Drill concrete or block with a hammer setting and an SDS bit. Clear dust from the hole with a pump or a length of tube before inserting the plug. A hole packed with drilling dust gives a plug less than half its rated pull-out.

For plasterboard, the fixing has to land in timber. Locate the stud with a detector, mark it, and drive a 6x80 mm wood screw through an angle bracket into the stud. If the bracket position falls between studs, fit a horizontal timber batten across two studs first and fix the bed to that batten. Heavy-duty metal cavity wall anchors exist, but the sustained leverage from a loft bed makes toggle-style fixings poor under cyclic load.

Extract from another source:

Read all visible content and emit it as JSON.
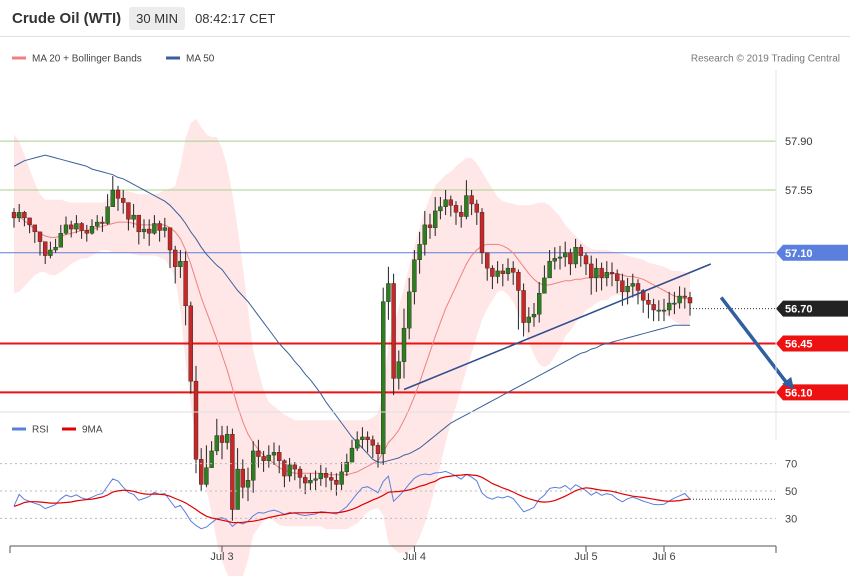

Fit an L-bracket at each head post, with four 5x50 mm screws into the post and the wall fixing matched to the wall construction. The L-bracket prevents the head end from walking away from the wall, which protects the platform joints from fatigue.

Step 6: Fit slats and control deflection

Lay 18 mm plywood strips, 70 mm wide, across the 92 cm internal width as slats. Space them with 60 mm gaps. A continuous sheet traps mattress moisture, and in a cool room the underside can become damp within a season. The gaps between slats allow air movement under the mattress.

Fasten each slat to the long rails with one 4x40 mm screw at each end. Countersink the screws so no head sits proud under the mattress.

The centre stretcher from step 3 reduces the unsupported slat span from 92 cm to 46 cm. Because deflection scales with the cube of the span, that cut in span reduces mid-slat deflection under load by roughly a factor of eight. The result is the difference between a platform that feels solid and one that flexes audibly.

If the slats still feel springy, increase the number of slats instead of making individual slats thicker. More bearing points give better sleeping comfort than a stiffer single board.

Step 7 to 9: Add the NORDLI units and set the gaps

Assemble both NORDLI drawer chests on the floor before sliding them under the platform. The soft-close runners need the cabinet square to seat properly, and adjustment is awkward in a 54 cm gap.

Clip on each NORDLI drawer front after the box is built. Use the small plastic spacers supplied by IKEA to align the fronts, aiming for an even 3 mm reveal. A cabinet assembled out of square shows the error most clearly at the drawer fronts, where a 2 mm racking error becomes a visible wedge.

Slide the drawer units under the bed with their backs 20 mm off the wall. That gap lets the drawers open fully without the back panel catching on a skirting board, and it leaves room for air to circulate behind the units. Two 80 cm chests fill 160 cm of the run, leaving the remaining width inside the leg footprint as an open slot for a laundry basket or a stack of lidded SAMLA boxes.

A floor-standing single bed plus a separate 80 cm chest of drawers occupies roughly 1.6 square metres of plan area between them. The loft version places the sleeping platform directly above the drawers, so the two functions use the bed footprint, about 1.85 square metres including the access side. In a room where the bed and a dresser previously stood apart, reclaiming the dresser footprint plus its clearance can return close to 40 percent of the usable floor in a small bedroom under 9 square metres. In a larger room, the figure shrinks because the bed was less likely to dominate the plan.